D. Nuno, o Condestável, escolheu com brilhantismo o campo de São Jorge, junto a Aljubarrota. Posicionou as tropas no cimo de um outeiro plano, ladeado por ribeiros, transformando o terreno numa fortaleza. Preparou o campo de batalha com trincheiras, paliçadas de madeira e covas de lobo (buracos em forma de cone, forrados com estacas afiadas). Camuflados por ramos, esperavam a carga da cavalaria castelhana. Antecipou um ataque frontal e manobras de flanco, protegendo cuidadosamente todos os lados.
O exército português estava estruturado com precisão. No centro, infantaria armada com lanças, espadas e escudos. Nos flancos, arqueiros ingleses e besteiros portugueses prontos para travar avanços laterais. Na vanguarda, o próprio D. Nuno, conduzindo as linhas da frente. Na retaguarda, o rei D. João observava com os seus cavaleiros, calmo e preparado. Atrás deles, a carruagem, encarregues da logística, apoio e última linha de defesa.
A 14 de agosto, ao meio-dia, os castelhanos atacaram. A sua cavalaria pesada investiu com fúria, mas partiu-se contra as paliçadas e caiu nas armadilhas ocultas. As manobras de flanco falharam, detidas por uma chuva mortal de flechas e virotes. A infantaria portuguesa manteve-se firme, com disciplina e determinação. A ala dos Namorados, formada por jovens cavaleiros, combateu com coragem inigualável. D. Nuno, no coração da batalha, movia-se como sombra e aço, comandando com fé e génio militar.
Ao pôr do sol, o exército castelhano jazia destroçado. Portugal triunfara contra todas as probabilidades. D. João I era aclamado rei. Nascia a dinastia de Avis. E com ela, garantia-se o futuro de um Portugal independente.
Em sinal de gratidão, o rei mandou erguer o Mosteiro da Batalha — monumento à fé, à vitória e à liberdade. E do meio do povo surgiu uma lenda: Brites de Almeida, a padeira de Aljubarrota. Conta-se que encontrou sete soldados inimigos escondidos no forno da padaria e os abateu com a pá do pão. Mais do que uma história, tornou-se símbolo de um povo destemido e indomável.
A Batalha de Aljubarrota foi mais do que uma vitória militar. Foi o momento em que uma nação escolheu o seu destino. Os portugueses tinham apenas dois caminhos: liberdade ou morte. E, perante todas as adversidades, escolheram erguer-se e lutar.
Foi ali, em Aljubarrota, que nasceu a alma da guarnição de elite portuguesa. E com ela, o impulso de uma nação que ousou descobrir o mundo. Um legado nascido em combate e levado com coragem através do oceano.

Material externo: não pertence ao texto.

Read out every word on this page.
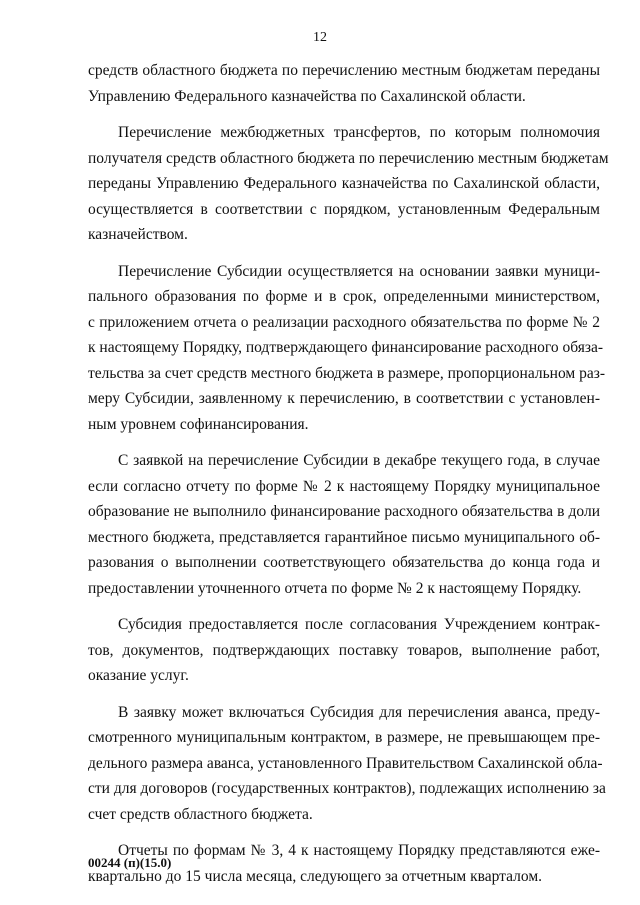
12
средств областного бюджета по перечислению местным бюджетам переданы
Управлению Федерального казначейства по Сахалинской области.
Перечисление межбюджетных трансфертов, по которым полномочия
получателя средств областного бюджета по перечислению местным бюджетам
переданы Управлению Федерального казначейства по Сахалинской области,
осуществляется в соответствии с порядком, установленным Федеральным
казначейством.
Перечисление Субсидии осуществляется на основании заявки муници-
пального образования по форме и в срок, определенными министерством,
с приложением отчета о реализации расходного обязательства по форме № 2
к настоящему Порядку, подтверждающего финансирование расходного обяза-
тельства за счет средств местного бюджета в размере, пропорциональном раз-
меру Субсидии, заявленному к перечислению, в соответствии с установлен-
ным уровнем софинансирования.
С заявкой на перечисление Субсидии в декабре текущего года, в случае
если согласно отчету по форме № 2 к настоящему Порядку муниципальное
образование не выполнило финансирование расходного обязательства в доли
местного бюджета, представляется гарантийное письмо муниципального об-
разования о выполнении соответствующего обязательства до конца года и
предоставлении уточненного отчета по форме № 2 к настоящему Порядку.
Субсидия предоставляется после согласования Учреждением контрак-
тов, документов, подтверждающих поставку товаров, выполнение работ,
оказание услуг.
В заявку может включаться Субсидия для перечисления аванса, преду-
смотренного муниципальным контрактом, в размере, не превышающем пре-
дельного размера аванса, установленного Правительством Сахалинской обла-
сти для договоров (государственных контрактов), подлежащих исполнению за
счет средств областного бюджета.
Отчеты по формам № 3, 4 к настоящему Порядку представляются еже-
квартально до 15 числа месяца, следующего за отчетным кварталом.
00244 (п)(15.0)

A vitória em Aljubarrota não foi apenas uma afirmação militar. Foi a consagração de um povo que recusou ser apagado, absorvido ou mandado por outrem. A coragem de então selou a nossa independência, firmou-nos como Nação e lançou-nos ao mundo como navegadores, criadores e resistentes.
Ganhámos um destino próprio, uma identidade forjada no sacrifício e na fé, mas ao longo dos séculos, entre conquistas e perdas, fomos esquecendo que a liberdade nunca é garantida: conquista-se todos os dias.
Hoje, vivemos num país onde a coragem parece por vezes substituída pela resignação, onde o sentido de comunidade rareia e onde a memória coletiva é frágil e apressada.
Perdemos unidade, propósito, talvez até um pouco da ambição que outrora nos guiou pelos mares. Mas ainda somos herdeiros desse instante fundacional, dessa escolha entre submissão ou soberania. E enquanto nos lembrarmos que Portugal nasceu em dias como o de Aljubarrota, pela vontade de um povo em pé, nunca estaremos completamente perdidos.